Grzenda et al are careful to conclude their paper with important ‘buyer beware’ messages: model transparency and explainability, and algorithmic fairness and healthcare justice. With huge models, containing hundreds to thousands of predictor/feature variables, directly understanding how inputs are influencing output predictions is not possible. Contrast this with familiar regression models, where we can directly interpret the effect each predictor has on the model output. Predictive models of the former kind are so hard to interpret that we need to pay extra attention to ascertain they are not giving outputs biased against underrepresented or minority groups. It is noted that tools for AI/ML have become more user friendly, making the learning curve shallow; this benefits entry and experimentation but risks methodological error, similar to the case of easy-to-use and available statistical software contributing to the erroneous belief that a statistician is superfluous to analysis because anyone can operate these applications. There is a clear need to improve efficiency and outcomes for patients within our health system, and AI/ML will have a part to play in the future; understanding the pros and cons of these approaches is key. As Paul Meehl^{Reference Meehl6} put it, ‘Every hour spent in thinking and talking about whom to treat, and how, and how long is being subtracted from the available pool of therapeutic time itself’.

Finally, ‘mass sociogenic illnesses’ (MSI) have largely been relegated to the archives of history; however, a new paper reports a 21st century rebirth – ‘mass social media-induced illness’. The backdrop is a young German man with Tourette syndrome, who has the second highest YouTube following in that country. Writing in Brain, Müller-Vahl et al^{Reference Muller-Vahl, Pisarenko, Jakubovski and Fremer7} note that his videos confirm his diagnosis, but that many of his movements and vocalisations are bizarre, mimicking those a lay public might associate with this disorder. The authors describe them as ‘clearly functional in nature. Tourette experts can easily tell the difference’, and they go on to note the discrepancies compared with ‘true Tourette's’. The individual's YouTube channel (https://www.youtube.com/channel/UCh2Nc3OwjSwuXrUdFNXqFbQ) has over two million subscribers, and his videos of his difficulties have been viewed over 300 million times (and have a merchandise link for t-shirts and caps). Fascinatingly, the authors, who run a specialised Tourette service, report that in the past 2 years, they have seen a remarkably high number of referrals of young people with symptoms resembling those seen in the videos including, for example, the exact same vocalisation ‘tic’ of ‘Fliegende Haie’ (‘flying sharks’) and the behaviour of crushing eggs in their kitchens. Again atypically, such difficulties often prevented sufferers from completing unpleasurable tasks, such as school obligations, and remitted when undertaking favourable activities. Rather than Tourette syndrome, such individuals are proposed to have a ‘Tourette-like’ functional movement disorder.

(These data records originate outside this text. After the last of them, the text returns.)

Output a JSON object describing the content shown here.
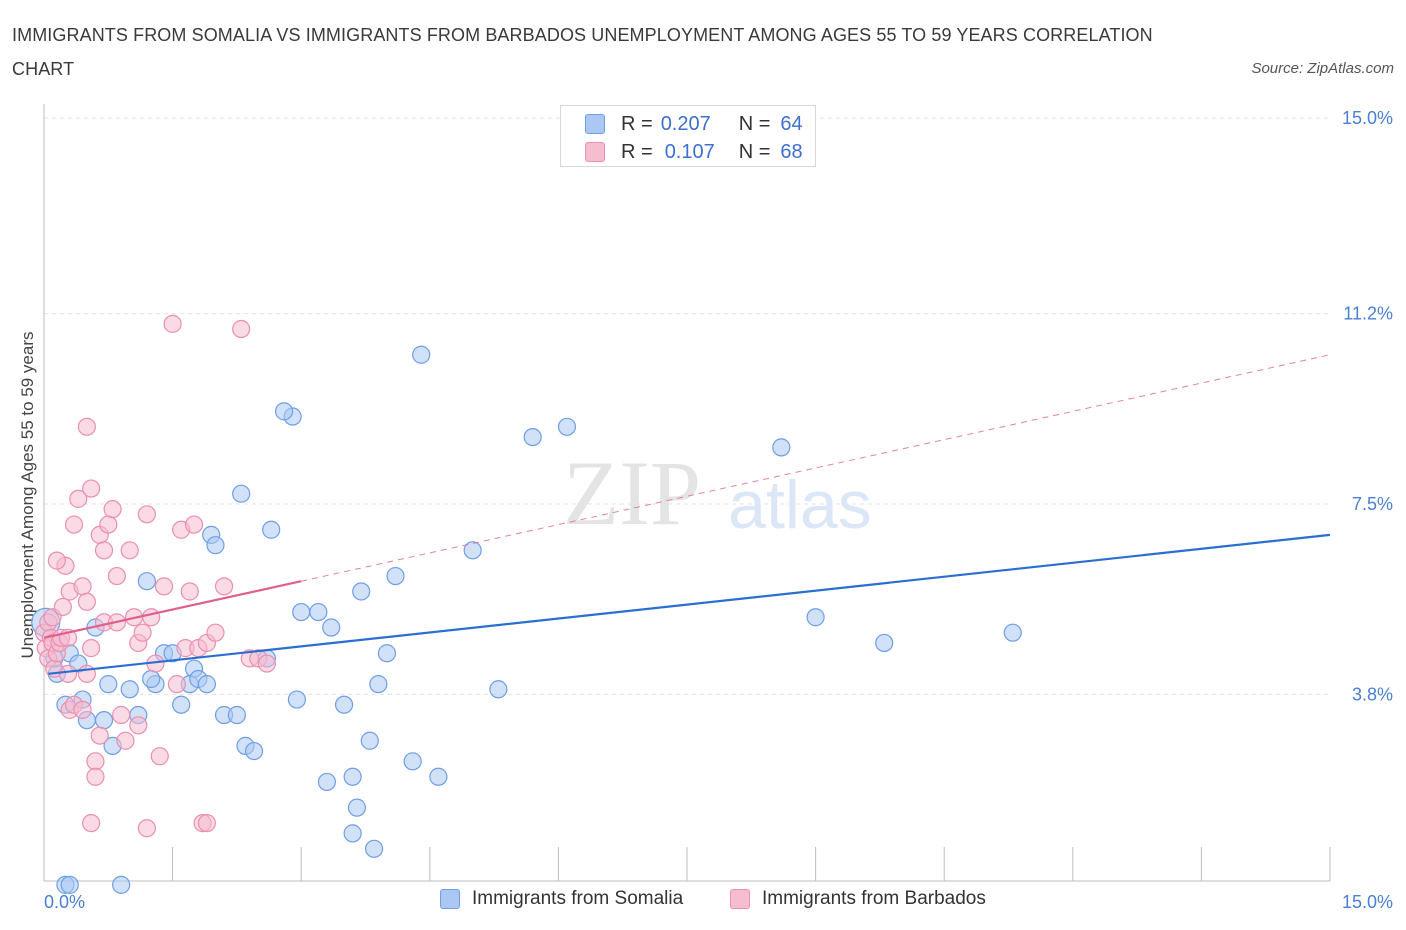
{
  "title": "IMMIGRANTS FROM SOMALIA VS IMMIGRANTS FROM BARBADOS UNEMPLOYMENT AMONG AGES 55 TO 59 YEARS CORRELATION CHART",
  "source": "Source: ZipAtlas.com",
  "watermark": {
    "zip": "ZIP",
    "atlas": "atlas"
  },
  "colors": {
    "somalia_fill": "#aac8f3",
    "somalia_stroke": "#6f9ee6",
    "somalia_line": "#2a6fd0",
    "barbados_fill": "#f6bcd0",
    "barbados_stroke": "#ea8fb0",
    "barbados_line": "#e0608d",
    "tick_label": "#4a7fd4",
    "grid": "#e2e2e2"
  },
  "stats_legend": [
    {
      "r_label": "R = ",
      "r_value": "0.207",
      "n_label": "N = ",
      "n_value": "64"
    },
    {
      "r_label": "R = ",
      "r_value": "0.107",
      "n_label": "N = ",
      "n_value": "68"
    }
  ],
  "chart_data": {
    "type": "scatter",
    "title": "IMMIGRANTS FROM SOMALIA VS IMMIGRANTS FROM BARBADOS UNEMPLOYMENT AMONG AGES 55 TO 59 YEARS CORRELATION CHART",
    "xlabel": "",
    "ylabel": "Unemployment Among Ages 55 to 59 years",
    "xlim": [
      0,
      15
    ],
    "ylim": [
      0,
      15
    ],
    "x_tick_labels": [
      "0.0%",
      "15.0%"
    ],
    "y_ticks": [
      {
        "value": 3.8,
        "label": "3.8%"
      },
      {
        "value": 7.5,
        "label": "7.5%"
      },
      {
        "value": 11.2,
        "label": "11.2%"
      },
      {
        "value": 15.0,
        "label": "15.0%"
      }
    ],
    "grid": true,
    "legend_position": "bottom-center",
    "series": [
      {
        "name": "Immigrants from Somalia",
        "R": 0.207,
        "N": 64,
        "trend": {
          "x0": 0.05,
          "y0": 4.2,
          "x1": 15.0,
          "y1": 6.9
        },
        "points": [
          [
            0.02,
            5.2
          ],
          [
            0.15,
            4.2
          ],
          [
            0.25,
            3.6
          ],
          [
            0.3,
            4.6
          ],
          [
            0.4,
            4.4
          ],
          [
            0.45,
            3.7
          ],
          [
            0.5,
            3.3
          ],
          [
            0.6,
            5.1
          ],
          [
            0.7,
            3.3
          ],
          [
            0.75,
            4.0
          ],
          [
            0.8,
            2.8
          ],
          [
            1.0,
            3.9
          ],
          [
            1.1,
            3.4
          ],
          [
            1.2,
            6.0
          ],
          [
            1.3,
            4.0
          ],
          [
            1.4,
            4.6
          ],
          [
            1.5,
            4.6
          ],
          [
            1.6,
            3.6
          ],
          [
            1.7,
            4.0
          ],
          [
            1.75,
            4.3
          ],
          [
            1.8,
            4.1
          ],
          [
            1.9,
            4.0
          ],
          [
            1.95,
            6.9
          ],
          [
            2.0,
            6.7
          ],
          [
            2.1,
            3.4
          ],
          [
            2.25,
            3.4
          ],
          [
            2.3,
            7.7
          ],
          [
            2.35,
            2.8
          ],
          [
            2.45,
            2.7
          ],
          [
            2.6,
            4.5
          ],
          [
            2.65,
            7.0
          ],
          [
            2.9,
            9.2
          ],
          [
            2.95,
            3.7
          ],
          [
            3.0,
            5.4
          ],
          [
            3.2,
            5.4
          ],
          [
            3.3,
            2.1
          ],
          [
            3.35,
            5.1
          ],
          [
            3.5,
            3.6
          ],
          [
            3.6,
            2.2
          ],
          [
            3.65,
            1.6
          ],
          [
            3.8,
            2.9
          ],
          [
            3.9,
            4.0
          ],
          [
            4.0,
            4.6
          ],
          [
            4.1,
            6.1
          ],
          [
            4.3,
            2.5
          ],
          [
            4.4,
            10.4
          ],
          [
            4.6,
            2.2
          ],
          [
            5.0,
            6.6
          ],
          [
            5.3,
            3.9
          ],
          [
            5.7,
            8.8
          ],
          [
            6.1,
            9.0
          ],
          [
            8.6,
            8.6
          ],
          [
            9.0,
            5.3
          ],
          [
            9.8,
            4.8
          ],
          [
            11.3,
            5.0
          ],
          [
            0.25,
            0.1
          ],
          [
            0.3,
            0.1
          ],
          [
            0.9,
            0.1
          ],
          [
            2.8,
            9.3
          ],
          [
            3.6,
            1.1
          ],
          [
            3.85,
            0.8
          ],
          [
            1.25,
            4.1
          ],
          [
            0.12,
            4.5
          ],
          [
            3.7,
            5.8
          ]
        ]
      },
      {
        "name": "Immigrants from Barbados",
        "R": 0.107,
        "N": 68,
        "trend": {
          "x0": 0.0,
          "y0": 4.9,
          "x1": 3.0,
          "y1": 6.0,
          "dashed_to_x": 15.0,
          "dashed_to_y": 10.4
        },
        "points": [
          [
            0.0,
            5.0
          ],
          [
            0.02,
            4.7
          ],
          [
            0.05,
            4.5
          ],
          [
            0.05,
            5.2
          ],
          [
            0.08,
            4.9
          ],
          [
            0.1,
            5.3
          ],
          [
            0.1,
            4.8
          ],
          [
            0.12,
            4.3
          ],
          [
            0.15,
            4.6
          ],
          [
            0.18,
            4.8
          ],
          [
            0.2,
            4.9
          ],
          [
            0.22,
            5.5
          ],
          [
            0.25,
            6.3
          ],
          [
            0.28,
            4.2
          ],
          [
            0.3,
            3.5
          ],
          [
            0.3,
            5.8
          ],
          [
            0.35,
            3.6
          ],
          [
            0.35,
            7.1
          ],
          [
            0.4,
            7.6
          ],
          [
            0.45,
            3.5
          ],
          [
            0.45,
            5.9
          ],
          [
            0.5,
            4.2
          ],
          [
            0.5,
            9.0
          ],
          [
            0.55,
            7.8
          ],
          [
            0.55,
            4.7
          ],
          [
            0.6,
            2.5
          ],
          [
            0.6,
            2.2
          ],
          [
            0.65,
            6.9
          ],
          [
            0.7,
            6.6
          ],
          [
            0.7,
            5.2
          ],
          [
            0.75,
            7.1
          ],
          [
            0.8,
            7.4
          ],
          [
            0.85,
            5.2
          ],
          [
            0.9,
            3.4
          ],
          [
            0.95,
            2.9
          ],
          [
            1.0,
            6.6
          ],
          [
            1.1,
            4.8
          ],
          [
            1.1,
            3.2
          ],
          [
            1.15,
            5.0
          ],
          [
            1.2,
            7.3
          ],
          [
            1.25,
            5.3
          ],
          [
            1.3,
            4.4
          ],
          [
            1.35,
            2.6
          ],
          [
            1.4,
            5.9
          ],
          [
            1.5,
            11.0
          ],
          [
            1.55,
            4.0
          ],
          [
            1.6,
            7.0
          ],
          [
            1.65,
            4.7
          ],
          [
            1.7,
            5.8
          ],
          [
            1.75,
            7.1
          ],
          [
            1.8,
            4.7
          ],
          [
            1.85,
            1.3
          ],
          [
            1.9,
            4.8
          ],
          [
            2.0,
            5.0
          ],
          [
            2.1,
            5.9
          ],
          [
            2.3,
            10.9
          ],
          [
            2.4,
            4.5
          ],
          [
            2.5,
            4.5
          ],
          [
            2.6,
            4.4
          ],
          [
            0.55,
            1.3
          ],
          [
            1.2,
            1.2
          ],
          [
            1.9,
            1.3
          ],
          [
            0.65,
            3.0
          ],
          [
            0.28,
            4.9
          ],
          [
            0.85,
            6.1
          ],
          [
            1.05,
            5.3
          ],
          [
            0.5,
            5.6
          ],
          [
            0.15,
            6.4
          ]
        ]
      }
    ]
  },
  "legend": [
    {
      "label": "Immigrants from Somalia"
    },
    {
      "label": "Immigrants from Barbados"
    }
  ]
}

The authors write that they view this as a ‘21^th century expression of a culture-bound stress reaction of our post-modern society emphasizing the uniqueness of individuals and valuing their alleged exceptionality, thus promoting attention-seeking behaviours and aggravating the permanent identity crisis of modern man’. We feel this is perhaps a little harsh, and we are reminded that, historically, MSI has often evoked a prurient, voyeuristic and dismissively patronising (often sexist) professional response: some of us might recall being taught about ‘dancing plagues’ in the Middle Ages or ‘outbreaks’ of bizarre fainting bouts in some schools. There can be little doubt that social media will affect many people in different ways, but clinical curiosity and empathy must always remain our starting points.